Not in opposition to interpretation, but prior to its necessity.
Before form becomes legible, before structure is stabilized, and before perception is translated into understanding, there is a field where movement, tension, and organization are already active. This is the field in which the work takes place.
Here, painting is not treated as an image to be read or decoded. It is approached as a condition of emergence. Forms do not illustrate ideas, and gestures do not express concepts. Instead, the work attends to the moment where structure begins to appear without yet being named.
This pre-analytical space is not empty or indeterminate. It is highly active. Forces circulate, repeat, interrupt, and overlap. What appears is not chaos, but a state where order has not yet separated itself from instability. The painting holds this state without forcing resolution.

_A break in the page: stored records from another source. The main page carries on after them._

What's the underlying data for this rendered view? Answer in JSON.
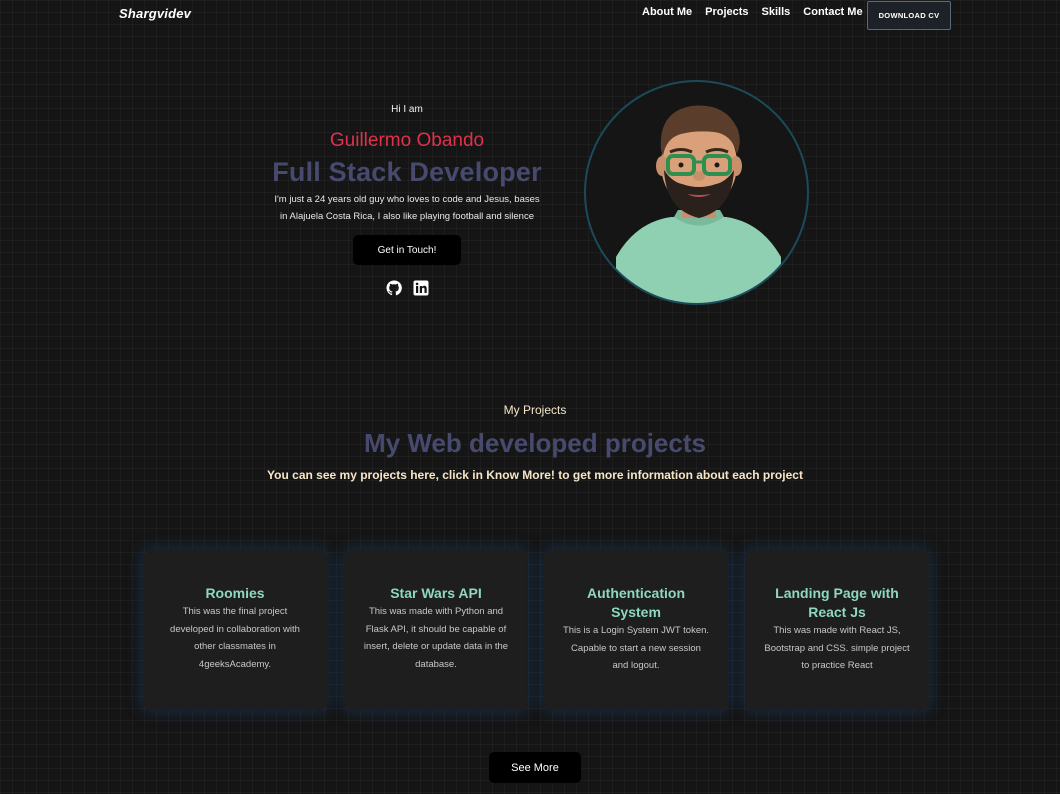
{
  "navbar": {
    "brand": "Shargvidev",
    "links": [
      "About Me",
      "Projects",
      "Skills",
      "Contact Me"
    ],
    "download_label": "DOWNLOAD CV"
  },
  "hero": {
    "greeting": "Hi I am",
    "name": "Guillermo Obando",
    "role": "Full Stack Developer",
    "bio": "I'm just a 24 years old guy who loves to code and Jesus, bases in Alajuela Costa Rica, I also like playing football and silence",
    "cta_label": "Get in Touch!",
    "social_icons": [
      "github-icon",
      "linkedin-icon"
    ]
  },
  "projects": {
    "eyebrow": "My Projects",
    "title": "My Web developed projects",
    "subtitle": "You can see my projects here, click in Know More! to get more information about each project",
    "cards": [
      {
        "title": "Roomies",
        "description": "This was the final project developed in collaboration with other classmates in 4geeksAcademy."
      },
      {
        "title": "Star Wars API",
        "description": "This was made with Python and Flask API, it should be capable of insert, delete or update data in the database."
      },
      {
        "title": "Authentication System",
        "description": "This is a Login System JWT token. Capable to start a new session and logout."
      },
      {
        "title": "Landing Page with React Js",
        "description": "This was made with React JS, Bootstrap and CSS. simple project to practice React"
      }
    ],
    "see_more_label": "See More"
  },
  "colors": {
    "background": "#151515",
    "name_accent": "#e0304a",
    "heading_muted": "#474a6e",
    "cream_text": "#f6e6c8",
    "card_title": "#8ed8c0",
    "card_glow": "#1e508c"
  }
}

Time, within this field, does not function linearly. Gestures return, layers accumulate, and movements echo rather than progress. Duration is experienced as a density rather than a sequence. The work resists narrative development, allowing multiple moments to coexist without hierarchy.

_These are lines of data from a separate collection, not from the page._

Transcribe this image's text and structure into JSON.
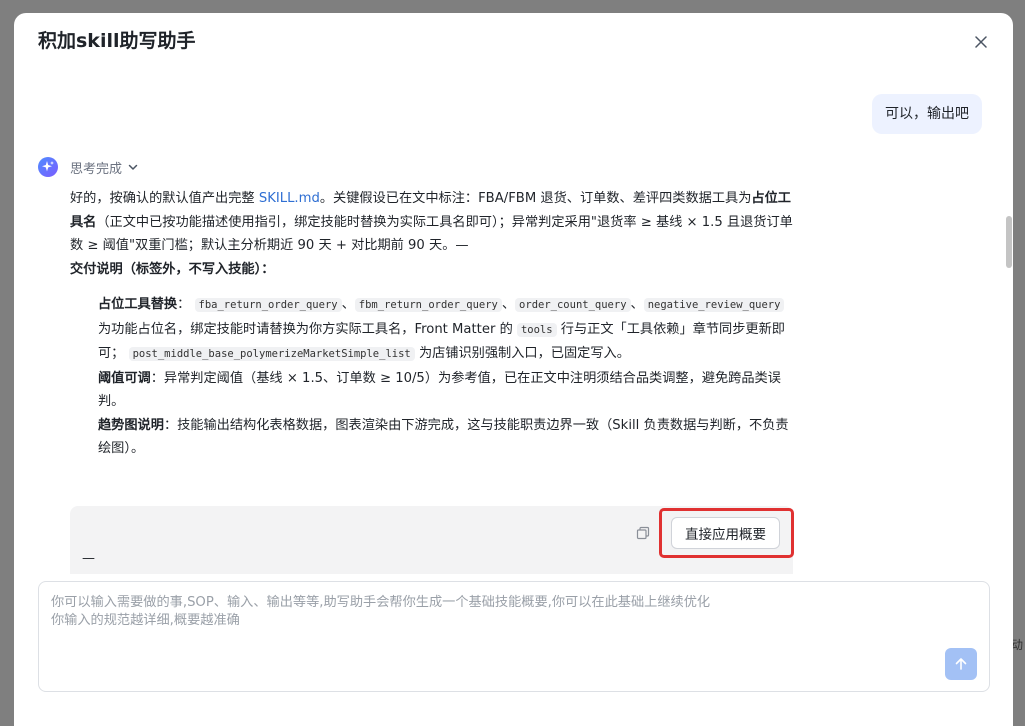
{
  "modal": {
    "title": "积加skill助写助手"
  },
  "backdrop": {
    "edge_text": "动"
  },
  "chat": {
    "user_message": "可以，输出吧",
    "thinking_label": "思考完成",
    "answer": {
      "intro_1": "好的，按确认的默认值产出完整 ",
      "intro_link": "SKILL.md",
      "intro_2": "。关键假设已在文中标注：FBA/FBM 退货、订单数、差评四类数据工具为",
      "intro_bold": "占位工具名",
      "intro_3": "（正文中已按功能描述使用指引，绑定技能时替换为实际工具名即可）；异常判定采用\"退货率 ≥ 基线 × 1.5 且退货订单数 ≥ 阈值\"双重门槛；默认主分析期近 90 天 + 对比期前 90 天。—",
      "section_title": "交付说明（标签外，不写入技能）：",
      "bullet1_label": "占位工具替换",
      "bullet1_colon": "：",
      "code1": "fba_return_order_query",
      "code2": "fbm_return_order_query",
      "code3": "order_count_query",
      "code4": "negative_review_query",
      "sep": "、",
      "bullet1_text_a": "为功能占位名，绑定技能时请替换为你方实际工具名，Front Matter 的",
      "code5": "tools",
      "bullet1_text_b": "行与正文「工具依赖」章节同步更新即可；",
      "code6": "post_middle_base_polymerizeMarketSimple_list",
      "bullet1_text_c": "为店铺识别强制入口，已固定写入。",
      "bullet2_label": "阈值可调",
      "bullet2_text": "：异常判定阈值（基线 × 1.5、订单数 ≥ 10/5）为参考值，已在正文中注明须结合品类调整，避免跨品类误判。",
      "bullet3_label": "趋势图说明",
      "bullet3_text": "：技能输出结构化表格数据，图表渲染由下游完成，这与技能职责边界一致（Skill 负责数据与判断，不负责绘图）。"
    },
    "summary_block": {
      "apply_button": "直接应用概要",
      "dash": "—"
    }
  },
  "input": {
    "placeholder": "你可以输入需要做的事,SOP、输入、输出等等,助写助手会帮你生成一个基础技能概要,你可以在此基础上继续优化\n你输入的规范越详细,概要越准确",
    "value": ""
  },
  "colors": {
    "accent": "#2f6fd3",
    "user_bubble": "#edf2ff",
    "highlight": "#e03131",
    "send_button": "#a3c1f5"
  },
  "icons": {
    "close": "close-icon",
    "ai": "sparkle-icon",
    "chevron": "chevron-down-icon",
    "copy": "copy-icon",
    "send": "arrow-up-icon"
  }
}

Working prior to meaning requires restraint. It involves resisting the impulse to clarify, explain, or conclude. When meaning is imposed too early, the work collapses into representation. By remaining within pre-clarity, the painting preserves its capacity to remain open, responsive, and alive.
What results is not ambiguity for its own sake, but a sustained attentiveness to the conditions that allow form to arise. The surface becomes a site where structure is tested rather than fixed, where movement is held without being resolved, and where perception precedes interpretation.
This is not a refusal of meaning, but a commitment to its delay.
Meaning is allowed to emerge elsewhere — in the encounter — rather than being secured within the work itself.